On a Twitter account bearing his name, Breivik made only one posting, on July 17, paraphrasing English economist and philosopher John Stuart Mill: “One person with a belief is equal to the force of 100,000 who have only interests.”

He’s a Christian fundamentalist with no previous record of criminal offences, Andresen, the deputy police chief, said. Interrogations could last several days, police said today.

Crisis Centers
Two policemen stood outside the 4-story brick apartment building listed as Breivik’s Oslo address in a quiet residential area in the capital’s west. Hemen Noaman, a 27-year-old accounting consultant living in the building, said Breivik’s mother resided in the apartment and that her son would often visit her. Sponheim said police had interrogated Breivik’s mother and that she not been aware of her son’s plans.

Municipalities and cities throughout Norway were setting up crisis centers to aid relatives of the victims. From Tromsoe in the far north of the rugged Nordic country with 4.9 million inhabitants to Oslo in the south, flags were flown at half-mast in remembrance of the victims. The annual youth camp, which began July 19, was set to conclude tomorrow.

“Not since World War II has our country experienced a greater tragedy,” Stoltenberg said. “For me, Utoeya was the paradise island of my youth that was transformed into hell.”
Police, who would not speculate about a motive, “see a connection between the attack in the Oslo center and the attack on the island because both are at political sites,” Anders Frydenberg, an Oslo police spokesman, said by telephone.
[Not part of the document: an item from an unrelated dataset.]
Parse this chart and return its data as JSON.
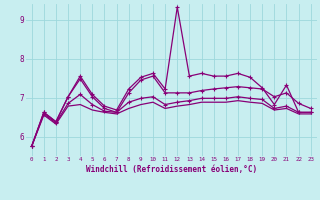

Police do not know whether the suspect was acting alone, Sponheim said.

Progress Party
The Progress Party, which posted its best result in Norway’s last parliamentary elections since it was formed as an anti-tax movement in 1973, is preparing to contest local elections on Sept. 12. A poll conducted by Norfakta earlier this month showed the opposition Conservative and Progress parties combined would obtain a majority in parliament, beating the ruling center-left coalition government.

“The parties on the right have had strong loyalty recently while parties on the left have had less,” Frank Aarebrot, a University of Bergen political science professor, said today. After these attacks, “Labor supporters will rally to the flag. Progress Party supporters could become a little less certain.”

Like other Nordic countries, Norway has a high rate of gun ownership, mostly semi-automatic and bolt-action rifles and shotguns, due to the popularity of hunting. As of January 1, 2010, 439,000 Norwegians were recognized by the Norwegian Register of Hunters, or about one in every 10 citizens.

Scared Children
Neighboring Sweden had a brush with what police treated as a possible terrorist attack in December when a suicide bomber injured two people in central Stockholm.
“The attacks that were carried out in Oslo and at Utoeya were an attack on the Norwegian society we value so highly,” Norway’s King Harald said in an address to the nation today. “Across the entire country people have lost loved ones. There are many young people and children who are scared today. We need to take especially good care of them.”

Danish Prime Minister Lars Loekke Rasmussen sent a statement conveying his “deepest sympathy and solidarity” with the Norwegian people. U.S. President Barack Obama said the attacks showed that “no country large or small” is immune to such violence. U.N Secretary-General Ban Ki-moon said he was “shocked” by the attacks, which NATO Secretary-General Anders Fogh Rasmussen classified as a “heinous act.”